3. Team Behaviours to Encourage
- Treat on-call as a shared team responsibility, not a burden assigned to the most junior engineers or to the people who built the system most recently.
- Use on-call experience to drive reliability improvements — every incident that required significant diagnostic effort is an opportunity to improve monitoring, runbooks, or system design to make the next similar incident faster to resolve.
- Never ignore alerts, even when they appear low-priority — alert patterns often reveal emerging problems that are significant before the aggregate impact becomes visible in headline metrics.
- Protect on-call engineers' time after significant incidents — follow-on fatigue is a real operational risk, and teams that do not manage it create the conditions for the next incident.
4. Watch Out For…
- On-call practices that exist for software engineers but do not extend to AI-specific on-call scenarios — model performance degradation requires different diagnostic skills and runbooks than infrastructure failures.
- Runbooks that are incomplete, outdated, or so generic that they provide no practical guidance for the specific systems they are supposed to cover.
- On-call rotations that are theoretically fair but practically burdensome because the system is not sufficiently reliable — the sustainable solution is improving system reliability, not normalising high on-call load.
- On-call ownership that is assigned but not staffed with knowledge — a named on-call engineer who does not understand the AI system they are responsible for cannot provide effective incident response.
5. Signals of Success
- Every production AI system has named, briefed on-call coverage with up-to-date runbooks and a tested escalation path.

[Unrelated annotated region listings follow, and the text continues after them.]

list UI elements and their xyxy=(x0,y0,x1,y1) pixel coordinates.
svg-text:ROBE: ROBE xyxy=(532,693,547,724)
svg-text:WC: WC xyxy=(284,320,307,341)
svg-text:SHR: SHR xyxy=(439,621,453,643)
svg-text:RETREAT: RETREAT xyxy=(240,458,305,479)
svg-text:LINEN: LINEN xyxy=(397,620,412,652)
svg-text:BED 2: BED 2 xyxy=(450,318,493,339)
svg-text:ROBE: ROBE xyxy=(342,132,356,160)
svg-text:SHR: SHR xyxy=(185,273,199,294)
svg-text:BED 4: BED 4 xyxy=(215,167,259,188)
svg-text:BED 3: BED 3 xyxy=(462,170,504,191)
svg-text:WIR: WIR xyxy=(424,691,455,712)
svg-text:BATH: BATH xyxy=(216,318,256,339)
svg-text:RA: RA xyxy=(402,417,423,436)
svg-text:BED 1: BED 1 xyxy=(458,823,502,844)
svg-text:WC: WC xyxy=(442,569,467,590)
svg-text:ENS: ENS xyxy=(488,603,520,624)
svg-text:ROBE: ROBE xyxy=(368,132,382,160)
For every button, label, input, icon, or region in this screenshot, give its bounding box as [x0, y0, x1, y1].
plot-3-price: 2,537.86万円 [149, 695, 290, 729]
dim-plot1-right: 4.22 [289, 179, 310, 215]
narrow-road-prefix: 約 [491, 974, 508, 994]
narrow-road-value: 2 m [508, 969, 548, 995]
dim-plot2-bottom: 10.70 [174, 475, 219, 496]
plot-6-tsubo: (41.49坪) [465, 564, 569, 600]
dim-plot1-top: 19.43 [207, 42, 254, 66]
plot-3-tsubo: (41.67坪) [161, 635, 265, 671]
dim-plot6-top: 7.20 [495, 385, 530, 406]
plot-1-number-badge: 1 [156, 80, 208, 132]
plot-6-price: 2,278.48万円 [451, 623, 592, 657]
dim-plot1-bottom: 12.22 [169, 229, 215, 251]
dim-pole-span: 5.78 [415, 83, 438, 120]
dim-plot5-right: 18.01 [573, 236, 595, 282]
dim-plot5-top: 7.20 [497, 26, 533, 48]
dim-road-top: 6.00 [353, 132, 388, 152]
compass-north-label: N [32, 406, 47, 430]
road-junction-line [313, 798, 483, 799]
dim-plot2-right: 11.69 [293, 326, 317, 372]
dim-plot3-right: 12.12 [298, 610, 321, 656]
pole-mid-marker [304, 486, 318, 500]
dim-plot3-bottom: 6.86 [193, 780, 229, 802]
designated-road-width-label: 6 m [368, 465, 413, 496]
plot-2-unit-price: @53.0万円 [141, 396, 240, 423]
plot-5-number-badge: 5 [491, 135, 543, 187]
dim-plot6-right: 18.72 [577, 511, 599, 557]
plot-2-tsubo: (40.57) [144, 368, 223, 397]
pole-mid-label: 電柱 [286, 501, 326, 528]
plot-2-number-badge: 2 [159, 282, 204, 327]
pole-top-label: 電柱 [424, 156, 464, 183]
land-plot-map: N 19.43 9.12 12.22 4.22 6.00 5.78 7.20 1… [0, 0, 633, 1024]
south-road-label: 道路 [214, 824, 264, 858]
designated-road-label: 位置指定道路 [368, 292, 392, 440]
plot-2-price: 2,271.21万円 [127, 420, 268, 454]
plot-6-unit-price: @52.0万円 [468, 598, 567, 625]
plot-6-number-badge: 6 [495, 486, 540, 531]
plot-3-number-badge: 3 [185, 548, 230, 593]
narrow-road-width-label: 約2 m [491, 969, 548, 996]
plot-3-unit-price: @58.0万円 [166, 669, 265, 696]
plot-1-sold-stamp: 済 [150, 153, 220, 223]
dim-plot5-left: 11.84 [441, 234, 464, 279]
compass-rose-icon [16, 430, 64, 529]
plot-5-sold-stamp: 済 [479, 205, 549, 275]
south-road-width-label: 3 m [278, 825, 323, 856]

- On-call SLAs for alert acknowledgement and initial response are consistently met, with SLA compliance tracked and reported.
- On-call engineers report that incidents are manageable using available runbooks and tooling, and that post-incident improvements are reducing the frequency and complexity of recurrent incidents.
- On-call load is distributed fairly across the team, with no individual experiencing significantly more on-call burden than their peers over time.
- The number of incidents requiring manual runbook escalation is decreasing as automation and better monitoring reduce the manual response burden on on-call engineers.